An even trickier aspect of a price bubble is that the high price is unstable by definition. Economic analysis normally looks for specific events which cause a price change. In dynamic problems, that trigger can be hard to identify ahead of time. When the situation is also unstable, a change in the animal spirits (to use Keynes’ phrase) is not necessarily connected to any real or specific event.
Another way to profit from a crash is to learn a lesson from the US experience: “short” property stocks in order to profit from the predicted price decline. Globe Investor allows anyone to filter the list of all stocks offers on the Toronto Stock Exchange to choose likely victims by industry (and other criteria). Are the commentators putting their money where their mouths are by advocating such strategies on what, they say, should be a sure thing? Not according to the comments which I have seen in the popular media.
If you want to continue to study Finance, and are interested in the US market, an interesting alternative is represented by the derivative contracts related to the price of housing in various US cities: based on the “Case-Shiller Price Index” Similar contracts do not exist in Canada. (For students new to Economics, the discussion of how to construct a measure of price trends which is independent of changes in “quality” or quantity is an interesting and important puzzle with deep applications from economic theory and data analysis click on “Methodology”.)
Even without applying the full logic of a market equilibrium, every sale must represent the decision of a buyer who is willing (if not happy) to pay the seller’s price. In part, that balance explains why the Greater Fool Theory is so important to explaining the US experience. So, if you believe that prices might pop then I suggest that you look for a house which you would like to live in even if it experienced a 10 or 25 percent capital loss on its value. Or rent now and buy it after the price drops and after the seller who bought a too-big mortgage is forced to sell.

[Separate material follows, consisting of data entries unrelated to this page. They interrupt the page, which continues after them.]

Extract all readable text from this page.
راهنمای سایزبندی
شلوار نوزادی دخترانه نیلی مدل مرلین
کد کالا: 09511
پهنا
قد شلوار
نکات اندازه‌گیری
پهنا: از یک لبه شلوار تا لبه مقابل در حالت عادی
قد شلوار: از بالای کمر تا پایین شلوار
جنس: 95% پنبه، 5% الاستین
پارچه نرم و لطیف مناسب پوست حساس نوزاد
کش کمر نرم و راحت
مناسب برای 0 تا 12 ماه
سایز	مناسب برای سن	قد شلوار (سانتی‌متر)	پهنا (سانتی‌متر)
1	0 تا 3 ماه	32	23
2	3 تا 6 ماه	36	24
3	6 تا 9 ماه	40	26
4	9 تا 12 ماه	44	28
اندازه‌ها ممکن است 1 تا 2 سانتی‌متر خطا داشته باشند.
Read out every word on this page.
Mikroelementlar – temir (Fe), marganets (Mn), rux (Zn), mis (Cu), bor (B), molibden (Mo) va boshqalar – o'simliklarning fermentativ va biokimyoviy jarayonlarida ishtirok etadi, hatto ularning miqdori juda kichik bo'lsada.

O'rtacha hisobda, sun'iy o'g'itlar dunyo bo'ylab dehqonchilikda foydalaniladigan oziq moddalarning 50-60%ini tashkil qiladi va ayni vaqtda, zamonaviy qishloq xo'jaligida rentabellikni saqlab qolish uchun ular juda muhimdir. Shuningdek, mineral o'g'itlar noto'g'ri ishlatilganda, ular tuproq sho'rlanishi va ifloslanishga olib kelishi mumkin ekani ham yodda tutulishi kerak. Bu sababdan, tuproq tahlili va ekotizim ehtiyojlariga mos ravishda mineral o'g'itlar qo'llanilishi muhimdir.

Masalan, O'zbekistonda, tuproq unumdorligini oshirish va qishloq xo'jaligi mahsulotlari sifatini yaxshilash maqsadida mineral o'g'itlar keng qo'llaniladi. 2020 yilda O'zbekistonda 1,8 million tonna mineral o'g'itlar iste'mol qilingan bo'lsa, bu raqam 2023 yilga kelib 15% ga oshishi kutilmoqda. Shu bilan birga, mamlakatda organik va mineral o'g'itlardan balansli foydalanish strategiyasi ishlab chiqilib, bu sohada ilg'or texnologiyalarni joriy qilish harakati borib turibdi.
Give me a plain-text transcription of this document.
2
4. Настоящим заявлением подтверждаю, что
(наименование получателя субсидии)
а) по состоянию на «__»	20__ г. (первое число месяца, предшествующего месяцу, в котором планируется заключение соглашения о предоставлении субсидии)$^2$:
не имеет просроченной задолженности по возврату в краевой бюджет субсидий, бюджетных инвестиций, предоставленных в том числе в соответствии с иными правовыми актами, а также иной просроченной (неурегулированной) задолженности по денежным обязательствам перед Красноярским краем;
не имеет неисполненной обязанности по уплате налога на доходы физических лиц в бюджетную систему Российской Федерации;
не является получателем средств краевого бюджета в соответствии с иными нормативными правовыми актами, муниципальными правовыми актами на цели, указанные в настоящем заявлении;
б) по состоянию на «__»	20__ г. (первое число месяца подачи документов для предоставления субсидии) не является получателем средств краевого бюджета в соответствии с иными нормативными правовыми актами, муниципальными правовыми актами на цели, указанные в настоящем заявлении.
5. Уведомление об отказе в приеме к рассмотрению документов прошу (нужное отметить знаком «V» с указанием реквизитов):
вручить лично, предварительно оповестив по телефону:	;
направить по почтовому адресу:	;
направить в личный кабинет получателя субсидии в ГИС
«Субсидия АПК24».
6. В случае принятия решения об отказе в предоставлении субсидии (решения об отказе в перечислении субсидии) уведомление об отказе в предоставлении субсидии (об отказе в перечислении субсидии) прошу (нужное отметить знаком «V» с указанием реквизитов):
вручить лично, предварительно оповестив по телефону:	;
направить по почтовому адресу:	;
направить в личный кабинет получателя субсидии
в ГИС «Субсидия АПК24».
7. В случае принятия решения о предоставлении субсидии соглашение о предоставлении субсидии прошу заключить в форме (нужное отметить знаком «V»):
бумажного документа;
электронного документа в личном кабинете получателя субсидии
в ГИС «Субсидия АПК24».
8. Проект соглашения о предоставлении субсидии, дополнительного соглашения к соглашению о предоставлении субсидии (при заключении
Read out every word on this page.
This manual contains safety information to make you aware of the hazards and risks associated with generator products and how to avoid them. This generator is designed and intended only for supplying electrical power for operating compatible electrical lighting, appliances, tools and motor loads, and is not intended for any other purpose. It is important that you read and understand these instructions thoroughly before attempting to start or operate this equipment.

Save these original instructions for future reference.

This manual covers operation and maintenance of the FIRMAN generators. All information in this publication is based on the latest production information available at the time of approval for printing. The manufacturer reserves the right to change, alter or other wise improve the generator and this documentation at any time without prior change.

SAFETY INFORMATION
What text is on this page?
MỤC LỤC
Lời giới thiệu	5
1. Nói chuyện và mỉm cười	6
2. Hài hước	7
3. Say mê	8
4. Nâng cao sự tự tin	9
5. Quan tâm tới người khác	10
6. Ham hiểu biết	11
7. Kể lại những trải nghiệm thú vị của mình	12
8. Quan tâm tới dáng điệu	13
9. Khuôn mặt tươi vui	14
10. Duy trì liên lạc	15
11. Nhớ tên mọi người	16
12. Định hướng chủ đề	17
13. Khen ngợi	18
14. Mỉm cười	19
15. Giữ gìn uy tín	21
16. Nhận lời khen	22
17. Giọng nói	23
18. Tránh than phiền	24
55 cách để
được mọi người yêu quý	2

Which leads to the second question: what to do about differences of opinion? If all of these smart people debate whether a price bubble exists, who should you believe? “Reasonable People did Disagree: Optimism and Pessimism about the U.S. Housing Market before the Crash” is the title of an interesting working paper by Kristopher Gerardi, Christopher L. Foote, Paul Willen . They note why it is so hard to find a consensus ahead of time
Perhaps more important for current students scared by your current student debt and the appearance of a future with impossibly high house prices, there is good news in a bubble: all bubbles must end (eventually) because the price is above the long run equilibrium level. So, by the time you have paid off the student loan (at the relatively low interest rates) and built a downpayment, then prices will have crashed below the long run equilibrium level. If it is a true bubble.